Fast Preview Of Songs

[This tip is for beginners who want to improve their workflow.]

If you, like me, have hundreds of .xrns song files that take a long time to load in Renoise because they contain so many samples and VST instruments/effects, and you want to preview the song before you decide to load it – then what do you do?

One fast and simple method is to use Renoise’s own “Render Selection To Sample” feature. Here’s how I do it:

  1. When you’re working on a song and are just about to save it and quit Renoise, select some portion of the song that you feel is representive for it (such as your latest pattern).
  2. Use the “Render Selection To Sample” feature
  3. Drag the rendered sample to the first instrument slot, and rename it to something like “Preview song”
  4. Save the song

Now, next time you browse around your folders, wading through the hundreds of .xrns song files that contain just a couple of patterns (yes, this is very common situation for many tracker composers…), you first ‘enable previewing of samples when clicking on them’ (the little triangular speaker icon) and then – before you load the song – you click on the little [+] symbol to the left and then click once on the first sample.
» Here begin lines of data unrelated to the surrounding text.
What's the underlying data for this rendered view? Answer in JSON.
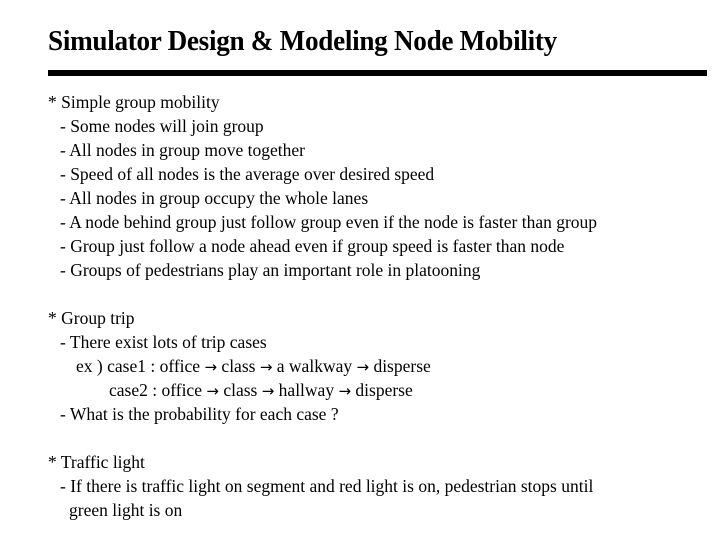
{
  "title": "Simulator Design & Modeling Node Mobility",
  "sections": [
    {
      "heading": "* Simple group mobility",
      "items": [
        "- Some nodes will join group",
        "- All nodes in group move together",
        "- Speed of all nodes is the average over desired speed",
        "- All nodes in group occupy the whole lanes",
        "- A node behind group just follow group even if the node is faster than group",
        "- Group just follow a node ahead even if group speed is faster than node",
        "- Groups of pedestrians play an important role in platooning"
      ]
    },
    {
      "heading": "* Group trip",
      "items": [
        "- There exist lots of trip cases"
      ],
      "cases": [
        {
          "prefix": "ex ) ",
          "label": "case1 : ",
          "steps": [
            "office",
            "class",
            "a walkway",
            "disperse"
          ]
        },
        {
          "prefix": "",
          "label": "case2 : ",
          "steps": [
            "office",
            "class",
            "hallway",
            "disperse"
          ]
        }
      ],
      "question": "- What is the probability for each case ?"
    },
    {
      "heading": "* Traffic light",
      "items": [
        "- If there is traffic light on segment and red light is on, pedestrian stops until",
        "green light is on"
      ]
    }
  ],
  "arrow_glyph": "→"
}
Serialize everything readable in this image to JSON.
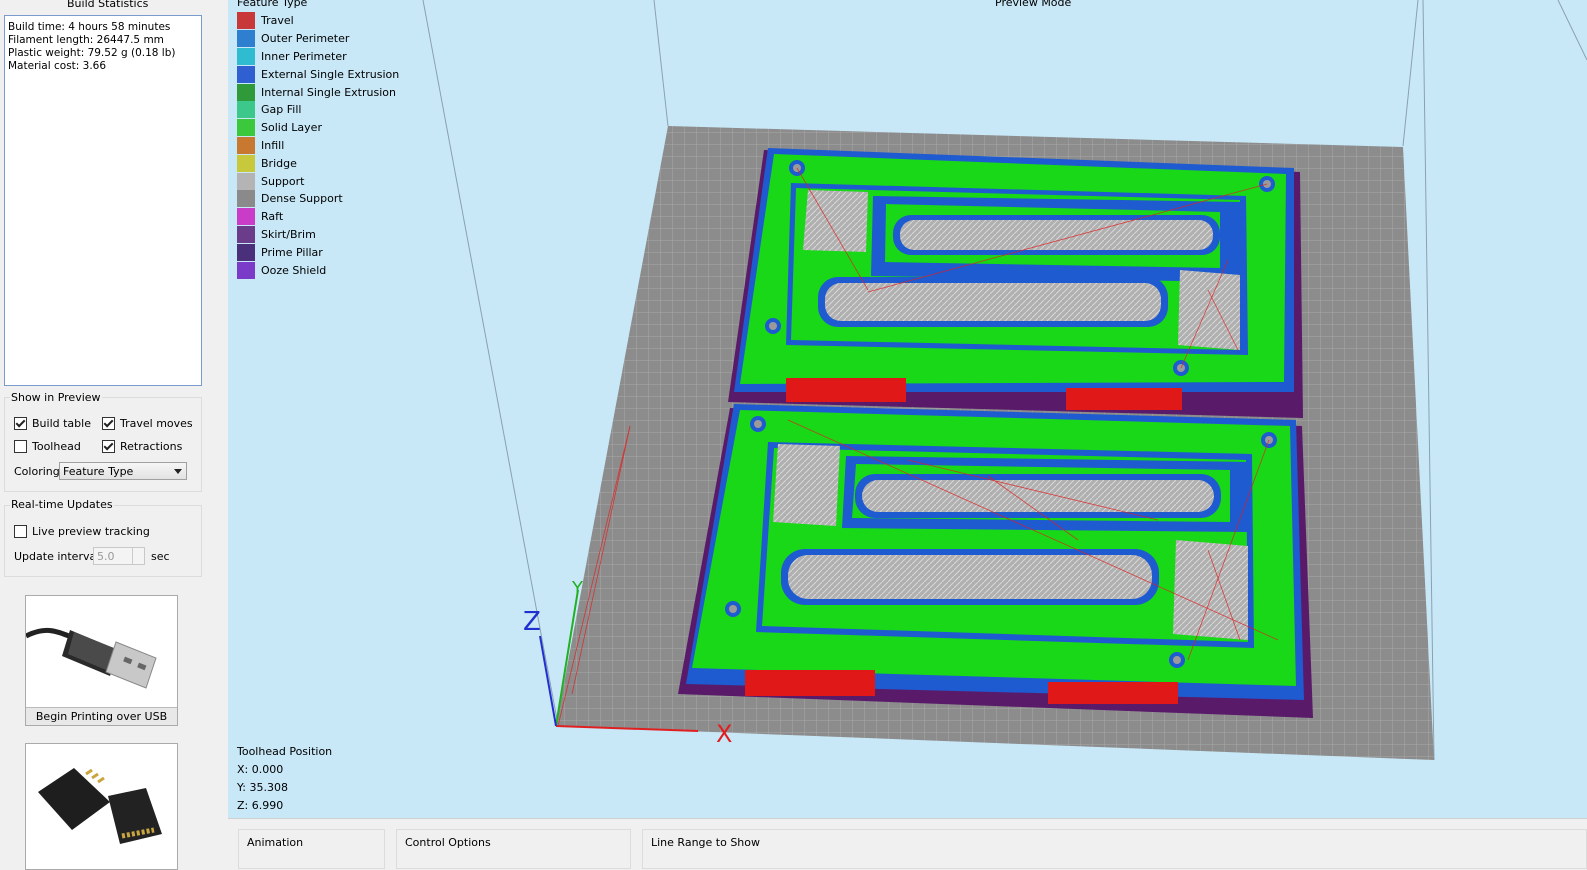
{
  "build_stats": {
    "title": "Build Statistics",
    "lines": [
      "Build time: 4 hours 58 minutes",
      "Filament length: 26447.5 mm",
      "Plastic weight: 79.52 g (0.18 lb)",
      "Material cost: 3.66"
    ]
  },
  "show_in_preview": {
    "title": "Show in Preview",
    "build_table": {
      "label": "Build table",
      "checked": true
    },
    "travel_moves": {
      "label": "Travel moves",
      "checked": true
    },
    "toolhead": {
      "label": "Toolhead",
      "checked": false
    },
    "retractions": {
      "label": "Retractions",
      "checked": true
    },
    "coloring_label": "Coloring",
    "coloring_value": "Feature Type"
  },
  "realtime": {
    "title": "Real-time Updates",
    "live_tracking": {
      "label": "Live preview tracking",
      "checked": false
    },
    "interval_label": "Update interval",
    "interval_value": "5.0",
    "interval_unit": "sec"
  },
  "cards": {
    "usb_label": "Begin Printing over USB"
  },
  "viewport": {
    "mode_title": "Preview Mode",
    "legend_title": "Feature Type",
    "legend": [
      {
        "label": "Travel",
        "color": "#c83838"
      },
      {
        "label": "Outer Perimeter",
        "color": "#2f7fd0"
      },
      {
        "label": "Inner Perimeter",
        "color": "#2fbcd0"
      },
      {
        "label": "External Single Extrusion",
        "color": "#2f5fd0"
      },
      {
        "label": "Internal Single Extrusion",
        "color": "#2f9a3a"
      },
      {
        "label": "Gap Fill",
        "color": "#3cc88a"
      },
      {
        "label": "Solid Layer",
        "color": "#3cc83c"
      },
      {
        "label": "Infill",
        "color": "#c8782f"
      },
      {
        "label": "Bridge",
        "color": "#c8c83c"
      },
      {
        "label": "Support",
        "color": "#b4b4b4"
      },
      {
        "label": "Dense Support",
        "color": "#8a8a8a"
      },
      {
        "label": "Raft",
        "color": "#c83cc8"
      },
      {
        "label": "Skirt/Brim",
        "color": "#6a3c8a"
      },
      {
        "label": "Prime Pillar",
        "color": "#4a2f7a"
      },
      {
        "label": "Ooze Shield",
        "color": "#7a3cc8"
      }
    ],
    "toolhead_title": "Toolhead Position",
    "x": "X: 0.000",
    "y": "Y: 35.308",
    "z": "Z: 6.990",
    "axis_x": "X",
    "axis_y": "Y",
    "axis_z": "Z"
  },
  "bottom_tabs": {
    "animation": "Animation",
    "control": "Control Options",
    "line_range": "Line Range to Show"
  }
}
Your song is now being previewed. Done!

(If you want to create a preview that contains multiple moments of the song material, just render multiple selection to samples and place them out at the first instrument slots. Or, if you want it more complex, then create a temporary pattern where you place out the rendered samples after each other. Then render all this to a new sample and delete the others. You might also consider pitching the samples up a bit so that they play at a higher speed, to save some previewing time and song file bytes… but that might be a bit overkill.)

2 Likes

this was useful!
i’ve been thinking about a soulution for this for some time.
danke chøn :)

perhaps a “save songs with preview” option is in order?

Transcender - sweet tip.
I think we all have “test1, test2, test3” followed by “trance1 trance2 trance3”.

This render selection feature is very helpful in many cases. I also use it when I want to save horse power - so when I use a heavy VST just to generate a single note (a drum, or a bass) then I render the selection, and remove the VST.

Really very smart, great workaround!